It is a lofty dream, on par with calorie-free booze and free world-wide Wi-Fi, held by Marvel fans that one day Marvel Studios will reclaim all of its character rights and they can all exist in one monolithic cinematic universe. That ain’t going to happen any time in this century because Fox and Sony would rather burn their studio lots to the ground than let their Marvel characters’ licenses revert back to Marvel Studios.
While Sony and Marvel have a cautious détente in the sharing of Spider-Man, Fox and Marvel have always had a more antagonistic relationship. Fox rebooted Fantastic Four solely to keep the license from return back to Marvel, and the Josh Trank (Chronicle) 2015 film was a poisonous atomic bomb mixture of studio interference and director immaturity that resulted in an embarrassing, God-awful, disastrous film that epitomized the new lows contemporary superheroes films could sink. I’m pretty sure people would have preferred watching Howard the Duck over that mess. It is honestly hard to determine whether Batman vs. Superman: Dawn of Justice or Fantastic Four is the worse film.
The end result was that Fantastic Four has become persona non grata, with neither Fox nor Marvel wanting to go anywhere near the property, despite Fox’s company man Simon Kinberg talking about how a Fantastic Four sequel would be “funnier” and “brighter” — har-de-har, you aren’t fooling anyone buddy. Kevin Feige was more succinct about the Fantastic Four’s status in an interview with the French entertainment company AlloCine: “[We have] no plans with the Fantastic Four right now. No discussions about it.” Well, that’s that then.

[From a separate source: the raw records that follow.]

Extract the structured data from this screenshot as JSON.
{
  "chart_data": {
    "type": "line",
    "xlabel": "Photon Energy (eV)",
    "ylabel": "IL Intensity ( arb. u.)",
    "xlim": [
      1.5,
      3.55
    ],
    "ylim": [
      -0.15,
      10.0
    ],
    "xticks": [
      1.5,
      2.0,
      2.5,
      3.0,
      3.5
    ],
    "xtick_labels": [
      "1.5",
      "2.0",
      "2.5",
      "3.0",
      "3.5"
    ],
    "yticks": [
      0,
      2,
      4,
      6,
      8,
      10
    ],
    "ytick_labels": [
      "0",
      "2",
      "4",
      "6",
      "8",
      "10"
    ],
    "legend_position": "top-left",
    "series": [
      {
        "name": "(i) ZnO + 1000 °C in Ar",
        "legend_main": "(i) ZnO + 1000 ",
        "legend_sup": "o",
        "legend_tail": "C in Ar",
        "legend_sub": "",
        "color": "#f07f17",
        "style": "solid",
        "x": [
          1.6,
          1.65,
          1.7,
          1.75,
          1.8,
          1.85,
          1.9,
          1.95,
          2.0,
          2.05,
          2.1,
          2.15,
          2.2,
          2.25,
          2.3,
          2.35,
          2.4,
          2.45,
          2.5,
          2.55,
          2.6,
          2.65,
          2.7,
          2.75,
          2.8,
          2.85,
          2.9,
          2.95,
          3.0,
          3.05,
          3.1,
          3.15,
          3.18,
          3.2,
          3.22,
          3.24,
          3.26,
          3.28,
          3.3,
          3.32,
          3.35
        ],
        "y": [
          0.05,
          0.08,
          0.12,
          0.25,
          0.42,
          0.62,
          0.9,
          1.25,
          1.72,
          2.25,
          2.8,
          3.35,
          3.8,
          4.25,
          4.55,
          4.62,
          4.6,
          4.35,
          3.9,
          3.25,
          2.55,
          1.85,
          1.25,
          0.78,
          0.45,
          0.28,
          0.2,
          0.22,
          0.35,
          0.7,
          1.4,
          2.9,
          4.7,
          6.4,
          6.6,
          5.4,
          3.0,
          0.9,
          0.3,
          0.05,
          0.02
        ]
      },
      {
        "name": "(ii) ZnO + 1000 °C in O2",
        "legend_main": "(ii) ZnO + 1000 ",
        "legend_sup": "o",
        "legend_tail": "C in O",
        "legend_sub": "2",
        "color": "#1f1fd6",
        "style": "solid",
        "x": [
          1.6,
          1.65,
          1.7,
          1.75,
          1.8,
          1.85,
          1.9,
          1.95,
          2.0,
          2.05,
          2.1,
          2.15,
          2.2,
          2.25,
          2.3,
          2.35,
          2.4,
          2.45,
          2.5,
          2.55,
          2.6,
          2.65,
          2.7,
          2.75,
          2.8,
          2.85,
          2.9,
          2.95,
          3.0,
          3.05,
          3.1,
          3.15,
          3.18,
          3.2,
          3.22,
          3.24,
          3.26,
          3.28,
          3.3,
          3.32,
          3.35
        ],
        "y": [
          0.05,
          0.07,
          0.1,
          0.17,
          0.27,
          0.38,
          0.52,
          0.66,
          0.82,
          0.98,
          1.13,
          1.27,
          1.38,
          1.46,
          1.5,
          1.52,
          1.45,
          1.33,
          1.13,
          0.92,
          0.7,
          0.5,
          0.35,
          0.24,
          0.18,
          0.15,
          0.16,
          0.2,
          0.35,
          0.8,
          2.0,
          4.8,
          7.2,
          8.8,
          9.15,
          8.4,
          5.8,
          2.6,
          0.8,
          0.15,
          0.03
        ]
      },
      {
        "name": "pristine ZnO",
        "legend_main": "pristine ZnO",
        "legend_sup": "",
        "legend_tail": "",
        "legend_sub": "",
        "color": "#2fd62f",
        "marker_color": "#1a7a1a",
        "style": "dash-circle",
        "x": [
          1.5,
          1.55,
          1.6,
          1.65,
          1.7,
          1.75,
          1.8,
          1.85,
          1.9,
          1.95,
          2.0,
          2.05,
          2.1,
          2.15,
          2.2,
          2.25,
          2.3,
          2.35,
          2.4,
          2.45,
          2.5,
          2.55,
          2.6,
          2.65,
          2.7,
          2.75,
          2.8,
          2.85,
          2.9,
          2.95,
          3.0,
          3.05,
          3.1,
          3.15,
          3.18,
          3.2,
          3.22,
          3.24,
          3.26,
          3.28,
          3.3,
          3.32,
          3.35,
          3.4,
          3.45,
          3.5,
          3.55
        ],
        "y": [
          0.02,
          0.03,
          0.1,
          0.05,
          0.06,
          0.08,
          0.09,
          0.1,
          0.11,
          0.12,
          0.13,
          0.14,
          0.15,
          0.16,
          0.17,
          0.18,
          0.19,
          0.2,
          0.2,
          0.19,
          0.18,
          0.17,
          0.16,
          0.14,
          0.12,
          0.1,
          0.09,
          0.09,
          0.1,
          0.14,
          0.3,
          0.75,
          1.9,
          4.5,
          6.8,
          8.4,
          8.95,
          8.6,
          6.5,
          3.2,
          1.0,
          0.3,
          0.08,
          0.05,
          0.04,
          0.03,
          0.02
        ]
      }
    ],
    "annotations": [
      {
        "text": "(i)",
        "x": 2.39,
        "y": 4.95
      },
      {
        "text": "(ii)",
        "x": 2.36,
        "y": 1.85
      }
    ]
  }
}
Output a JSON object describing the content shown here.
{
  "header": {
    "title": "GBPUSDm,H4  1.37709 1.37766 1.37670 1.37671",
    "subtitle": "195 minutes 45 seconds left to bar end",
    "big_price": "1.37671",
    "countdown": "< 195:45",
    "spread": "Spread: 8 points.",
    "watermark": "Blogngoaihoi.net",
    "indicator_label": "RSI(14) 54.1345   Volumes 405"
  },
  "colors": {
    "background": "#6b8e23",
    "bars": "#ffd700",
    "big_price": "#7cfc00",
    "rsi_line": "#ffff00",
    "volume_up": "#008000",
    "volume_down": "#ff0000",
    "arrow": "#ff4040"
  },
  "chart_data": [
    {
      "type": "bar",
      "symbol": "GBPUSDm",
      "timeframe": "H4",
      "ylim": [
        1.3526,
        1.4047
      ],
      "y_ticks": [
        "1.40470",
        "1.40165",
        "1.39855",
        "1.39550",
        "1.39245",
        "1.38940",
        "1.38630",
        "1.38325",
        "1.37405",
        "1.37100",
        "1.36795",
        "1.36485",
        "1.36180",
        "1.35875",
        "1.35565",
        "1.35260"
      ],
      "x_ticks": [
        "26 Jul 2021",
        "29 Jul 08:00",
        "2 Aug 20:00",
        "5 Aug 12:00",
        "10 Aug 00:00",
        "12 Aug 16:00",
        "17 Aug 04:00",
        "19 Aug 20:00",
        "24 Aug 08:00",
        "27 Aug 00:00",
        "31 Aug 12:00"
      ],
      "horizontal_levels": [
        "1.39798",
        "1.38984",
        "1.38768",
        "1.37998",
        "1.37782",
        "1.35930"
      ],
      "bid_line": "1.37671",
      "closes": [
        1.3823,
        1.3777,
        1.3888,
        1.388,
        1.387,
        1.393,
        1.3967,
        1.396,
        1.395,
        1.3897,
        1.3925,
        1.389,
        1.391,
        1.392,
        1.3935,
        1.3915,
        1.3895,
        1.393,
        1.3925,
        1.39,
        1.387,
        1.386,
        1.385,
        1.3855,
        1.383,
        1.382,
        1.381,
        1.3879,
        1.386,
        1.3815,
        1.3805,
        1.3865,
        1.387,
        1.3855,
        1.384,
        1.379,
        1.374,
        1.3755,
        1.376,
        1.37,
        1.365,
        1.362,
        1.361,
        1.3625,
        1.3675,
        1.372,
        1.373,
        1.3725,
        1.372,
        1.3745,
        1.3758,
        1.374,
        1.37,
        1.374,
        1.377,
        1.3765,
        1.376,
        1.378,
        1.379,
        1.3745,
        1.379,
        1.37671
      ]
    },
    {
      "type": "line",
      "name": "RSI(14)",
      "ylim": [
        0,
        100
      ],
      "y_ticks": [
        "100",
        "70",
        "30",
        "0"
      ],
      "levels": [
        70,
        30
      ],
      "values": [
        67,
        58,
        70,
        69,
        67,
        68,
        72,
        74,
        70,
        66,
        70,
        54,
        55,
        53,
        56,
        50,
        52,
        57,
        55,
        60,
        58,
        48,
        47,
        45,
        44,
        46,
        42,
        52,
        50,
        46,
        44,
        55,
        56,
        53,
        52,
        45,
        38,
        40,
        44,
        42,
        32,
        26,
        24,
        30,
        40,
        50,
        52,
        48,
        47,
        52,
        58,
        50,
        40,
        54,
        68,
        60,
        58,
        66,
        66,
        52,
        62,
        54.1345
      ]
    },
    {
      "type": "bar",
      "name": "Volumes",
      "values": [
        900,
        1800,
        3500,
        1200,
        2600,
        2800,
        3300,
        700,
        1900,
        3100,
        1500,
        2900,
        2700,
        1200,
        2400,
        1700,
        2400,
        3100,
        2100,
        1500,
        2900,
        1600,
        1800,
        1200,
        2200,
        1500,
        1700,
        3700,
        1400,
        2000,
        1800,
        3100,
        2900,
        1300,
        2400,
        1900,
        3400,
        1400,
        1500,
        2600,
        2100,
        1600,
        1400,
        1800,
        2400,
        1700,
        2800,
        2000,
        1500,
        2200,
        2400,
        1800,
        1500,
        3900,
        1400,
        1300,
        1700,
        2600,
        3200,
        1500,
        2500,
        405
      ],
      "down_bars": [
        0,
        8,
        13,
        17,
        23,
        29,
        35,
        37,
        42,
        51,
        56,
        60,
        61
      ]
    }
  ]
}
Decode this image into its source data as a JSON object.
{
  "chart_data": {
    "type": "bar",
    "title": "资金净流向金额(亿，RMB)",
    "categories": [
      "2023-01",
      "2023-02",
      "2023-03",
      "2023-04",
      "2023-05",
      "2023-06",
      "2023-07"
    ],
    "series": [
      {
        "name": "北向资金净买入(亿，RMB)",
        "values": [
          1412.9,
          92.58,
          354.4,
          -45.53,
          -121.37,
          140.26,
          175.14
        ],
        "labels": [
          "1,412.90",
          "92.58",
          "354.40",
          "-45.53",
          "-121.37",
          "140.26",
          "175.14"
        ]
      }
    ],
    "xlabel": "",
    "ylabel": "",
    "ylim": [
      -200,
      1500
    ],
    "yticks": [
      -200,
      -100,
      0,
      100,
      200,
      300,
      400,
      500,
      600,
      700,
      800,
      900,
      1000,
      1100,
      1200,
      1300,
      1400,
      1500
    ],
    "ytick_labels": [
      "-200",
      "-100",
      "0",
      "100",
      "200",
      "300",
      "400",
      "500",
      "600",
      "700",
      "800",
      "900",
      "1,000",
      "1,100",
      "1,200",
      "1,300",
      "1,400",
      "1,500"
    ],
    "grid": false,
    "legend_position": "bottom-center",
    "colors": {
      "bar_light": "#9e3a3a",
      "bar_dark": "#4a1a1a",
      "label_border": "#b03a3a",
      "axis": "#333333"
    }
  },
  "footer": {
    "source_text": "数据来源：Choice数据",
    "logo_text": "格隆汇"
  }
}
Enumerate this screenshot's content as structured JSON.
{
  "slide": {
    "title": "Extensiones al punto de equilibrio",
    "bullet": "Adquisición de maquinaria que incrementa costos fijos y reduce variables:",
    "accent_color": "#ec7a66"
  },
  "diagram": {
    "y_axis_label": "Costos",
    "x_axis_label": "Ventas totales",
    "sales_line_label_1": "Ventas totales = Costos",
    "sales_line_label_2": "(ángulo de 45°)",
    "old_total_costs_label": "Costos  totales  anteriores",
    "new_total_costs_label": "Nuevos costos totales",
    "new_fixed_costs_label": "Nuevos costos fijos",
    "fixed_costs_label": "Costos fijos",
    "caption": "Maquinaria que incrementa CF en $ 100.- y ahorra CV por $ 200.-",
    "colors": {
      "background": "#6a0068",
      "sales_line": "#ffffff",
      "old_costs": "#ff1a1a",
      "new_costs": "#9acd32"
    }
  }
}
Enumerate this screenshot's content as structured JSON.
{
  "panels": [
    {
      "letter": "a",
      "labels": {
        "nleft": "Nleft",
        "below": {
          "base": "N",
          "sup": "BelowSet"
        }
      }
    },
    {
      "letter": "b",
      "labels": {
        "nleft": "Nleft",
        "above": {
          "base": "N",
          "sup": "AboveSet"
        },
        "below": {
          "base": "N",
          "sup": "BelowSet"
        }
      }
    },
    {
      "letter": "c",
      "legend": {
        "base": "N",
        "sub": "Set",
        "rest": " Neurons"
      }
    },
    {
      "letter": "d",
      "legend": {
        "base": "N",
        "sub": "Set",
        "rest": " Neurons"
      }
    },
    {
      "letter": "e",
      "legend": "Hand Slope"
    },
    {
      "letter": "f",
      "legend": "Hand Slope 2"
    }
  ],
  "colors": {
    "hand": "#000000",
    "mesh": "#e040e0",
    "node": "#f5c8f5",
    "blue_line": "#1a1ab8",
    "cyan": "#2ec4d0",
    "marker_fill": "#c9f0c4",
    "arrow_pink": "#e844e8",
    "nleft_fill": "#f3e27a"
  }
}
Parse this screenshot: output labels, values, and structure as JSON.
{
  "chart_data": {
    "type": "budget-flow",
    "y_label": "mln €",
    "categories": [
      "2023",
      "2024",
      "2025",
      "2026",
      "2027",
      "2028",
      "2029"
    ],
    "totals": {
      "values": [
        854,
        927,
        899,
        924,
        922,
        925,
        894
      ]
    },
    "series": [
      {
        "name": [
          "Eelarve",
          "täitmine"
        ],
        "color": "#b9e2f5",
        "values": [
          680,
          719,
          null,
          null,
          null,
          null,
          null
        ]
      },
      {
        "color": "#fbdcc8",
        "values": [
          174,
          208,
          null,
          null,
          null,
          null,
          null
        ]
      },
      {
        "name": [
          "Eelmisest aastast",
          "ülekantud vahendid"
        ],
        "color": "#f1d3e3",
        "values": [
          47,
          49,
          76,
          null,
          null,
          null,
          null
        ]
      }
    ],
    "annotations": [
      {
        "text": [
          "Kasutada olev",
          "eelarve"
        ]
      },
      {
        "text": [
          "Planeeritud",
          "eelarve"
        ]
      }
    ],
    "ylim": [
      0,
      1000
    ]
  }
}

Frankly, Fox should swallow its pride and know when to raise the white flag. They’ve only ever mishandled comics’ first family, and if letting the license revert back to Marvel allows them to focus more on their X-Men properties then it’s a win-win for everybody. The smart move on Marvel’s part would be to let Fantastic Four lie dormant, actually dormant for a while, for about a decade or so before rebooting the property (that would be VERY hard for Hollywood as they are physically incapable of letting potential IP lie sleeping for any length of time — the industry fails the marshmallow test every time). Let the putrid, cloying stink of the 2015 monstrosity fade away, and then reintroduce the Fantastic Four to the public and a new generation of fans who have no idea who the Fantastic Four are (and even better are aware of the two previous iterations of the Fantastic Four) in whatever phase Feige has planned.
Call me crazy, but I still think the Fantastic Four could work. It just needs some time on the bench and some TLC from people who actually care about the property.